Voyage au cœur d'AYNIL


Créer est un acte présomptueux et égocentrique. Je dois quand même me considérer bien compétent, bien sûr de moi et bien intéressant pour prétendre matérialiser une idée ou une émotion personnelle qui me paraît si essentielle que je doive lui consacrer presque tout mon temps et toute mon énergie, comme si c'était l'ultime mission cruciale que je serais le seul à pouvoir accomplir, au point que je devienne aveugle et sourd au reste du monde qui pourtant continue de vivre et mourir sans moi.

Au sortir de cet autisme transitoire, le résultat de l'envolée créative est souvent cruel et le retour sur terre, violent.

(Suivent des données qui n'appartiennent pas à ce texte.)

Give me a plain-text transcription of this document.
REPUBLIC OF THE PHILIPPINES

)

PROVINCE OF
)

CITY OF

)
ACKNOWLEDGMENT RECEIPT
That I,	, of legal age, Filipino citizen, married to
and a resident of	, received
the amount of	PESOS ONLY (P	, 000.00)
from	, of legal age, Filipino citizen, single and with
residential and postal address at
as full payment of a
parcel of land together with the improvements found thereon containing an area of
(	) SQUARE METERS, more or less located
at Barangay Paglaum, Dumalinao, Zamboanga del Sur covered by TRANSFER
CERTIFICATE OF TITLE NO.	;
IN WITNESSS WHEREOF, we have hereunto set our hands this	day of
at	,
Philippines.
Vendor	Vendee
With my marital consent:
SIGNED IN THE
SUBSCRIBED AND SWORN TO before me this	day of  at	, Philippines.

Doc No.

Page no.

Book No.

Moi qui, comme un enfant, espère toujours avoir réalisé "le plus beau dessin du monde", une œuvre universelle, unique et originale, je suis bien obligé de constater que je n'ai vraiment pas fait mieux que tant d'autres avant moi, que j'ai inutilement enfoncé quelques portes déjà ouvertes, mon seul apport éventuel étant ma propre manière, en admettant que ça ait la moindre valeur. Tout ce dont la plupart des autres se fichent un peu, car ils ont leurs soucis et ne m'ont rien demandé.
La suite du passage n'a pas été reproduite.